GOALI: Collaborative Research: Structure, Stability, and Mechanisms of Nonnative Protein Aggregate & Microparticle Formation

目标：合作研究：非天然蛋白质聚集体的结构、稳定性和机制

• 批准号: 0932155
• 负责人: Erik Fernandez
• 金额: $ 33.28万
• 依托单位: University of Virginia Main Campus
• 依托单位国家: 美国
• 项目类别: Standard Grant
• 财政年份: 2009
• 资助国家: 美国
• 起止时间: 2009-09-15 至 2013-05-31
• 项目状态: 已结题
• 来源: https://www.nsf.gov/awardsearch/showAward?AWD_ID=0932155&HistoricalAwards=false
• 关键词: GOALI; Collaborative; Research; Structure; Stability

0931173/0932155Roberts/FernandezIntellectual merit This project seeks to lay a foundation to fill key gaps in mechanistic understanding of the formation of nonnative microparticles vs. soluble aggregates, the thermodynamics of aggregate-particle phase separation, and key interactions that stabilize aggregates / particles and control their morphology. The model protein systems are alpha-chymotrypsinogen A (aCgn) and the Fc region of human immunoglobulin gamma-1 (IgG1-Fc). aCgn is a well-studied starting point, based on its established mechanisms of soluble aggregate formation, and its empirical ability to form both aggregates and microparticles. IgG1-Fc is a useful bridge to commercially viable proteins, as it is a key domain in a range of biopharmaceutical proteins that are based on either monoclonal antibodies (MAbs) or fusion constructs, and preliminary data also indicates it readily forms both soluble aggregates and particles.Broader impactsThe project addresses a long-standing and potentially very high impact problem in the biopharmaceutical industry.
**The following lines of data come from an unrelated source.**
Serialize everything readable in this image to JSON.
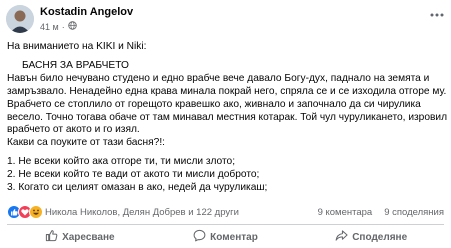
{
  "header": {
    "author": "Kostadin Angelov",
    "time": "41 м",
    "separator": "·"
  },
  "post": {
    "lines": [
      "На вниманието на KIKI и Niki:",
      "БАСНЯ ЗА ВРАБЧЕТО",
      "Навън било нечувано студено и едно врабче вече давало Богу-дух, паднало на земята  и",
      "замръзвало. Ненадейно една крава минала покрай него, спряла се и се изходила отгоре му.",
      "Врабчето се стоплило от горещото кравешко ако, живнало и започнало да си чирулика",
      "весело. Точно тогава обаче от там минавал местния котарак. Той чул чуруликането, изровил",
      "врабчето от акото и го изял.",
      "Какви са поуките от тази басня?!:",
      "1. Не всеки който ака отгоре ти, ти мисли злото;",
      "2. Не всеки който те вади от акото ти мисли доброто;",
      "3. Когато си целият омазан в ако, недей да чуруликаш;"
    ]
  },
  "reactions": {
    "names": "Никола Николов, Делян Добрев и 122 други",
    "comments": "9 коментара",
    "shares": "9 споделяния"
  },
  "actions": {
    "like": "Харесване",
    "comment": "Коментар",
    "share": "Споделяне"
  },
  "colors": {
    "like_blue": "#1877f2",
    "love_red": "#f33e58",
    "haha_yellow": "#f7b125",
    "secondary_text": "#65676b"
  }
}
The proposed research will result in an improved mechanistic understanding of aggregation and particle formation; thereby providing a basis for future efforts in the PI's laboratories and those of others to rationally design and control aggregation resistance, as well as for control of aggregate and particle structure / morphology across major classes of biotechnology products such as MAbs and antibody-fusion proteins. The collaborative research plan involves significant student mentoring and scientific contributions from the co-PI from Amgen, including extended student internships and regular team meetings. Through these collaborations, including work in the academic institutions, this project will provide a framework for the education and training of graduate and undergraduate students in the PIs' laboratories, with a specific focus on cutting-edge experimental and modeling tools. As in the past, the PIs at UVA and UD will involve students drawn from underrepresented groups in science and engineering. Finally, a set of examples and problems will be developed to incorporate aspects of this research into the undergraduate curricula, including computational and modeling activities. These modules will be disseminated to other faculty via a web-based repository of educational materials led by San Jose State University that was co-developed by one PI at Virginia.

0931173/0932155 Roberts/Fernandez智力价值该项目旨在奠定基础，以填补对非天然微粒与可溶性聚集体形成的机械理解的关键空白，聚集体-颗粒相分离的热力学，以及稳定聚集体/颗粒并控制其形态的关键相互作用。模型蛋白质系统是α-胰凝乳蛋白酶原A（aCgn）和人免疫球蛋白γ-1（IgG 1-Fc）的Fc区。aCgn是一个充分研究的起点，基于其建立的可溶性聚集体形成机制，以及其形成聚集体和微粒的经验能力。IgG 1-Fc是一个有用的桥梁，商业上可行的蛋白质，因为它是一系列生物制药蛋白质的关键结构域，无论是基于单克隆抗体（MAbs）或融合构建体，初步数据也表明它很容易形成可溶性聚集体和颗粒。更广泛的影响该项目解决了一个长期存在的和潜在的非常高的影响在生物制药行业的问题。拟议的研究将导致更好地理解聚集和颗粒形成的机理;从而为PI实验室和其他实验室的未来努力提供基础，以合理设计和控制抗聚集性，以及控制主要类别的生物技术产品（如MAb和抗体融合蛋白）的聚集体和颗粒结构/形态。该合作研究计划涉及安进公司联合PI的重要学生指导和科学贡献，包括延长学生实习和定期团队会议。通过这些合作，包括在学术机构的工作，该项目将提供一个框架，为研究生和本科生的教育和培训在PI的实验室，特别侧重于尖端的实验和建模工具。与过去一样，弗吉尼亚大学和UD的PI将涉及来自科学和工程领域代表性不足的群体的学生。最后，一组的例子和问题将开发到本科课程，包括计算和建模活动，将本研究的各个方面。这些模块将通过圣何塞州立大学领导的基于网络的教育材料库传播给其他教师，该教育材料库由弗吉尼亚州的一名PI共同开发。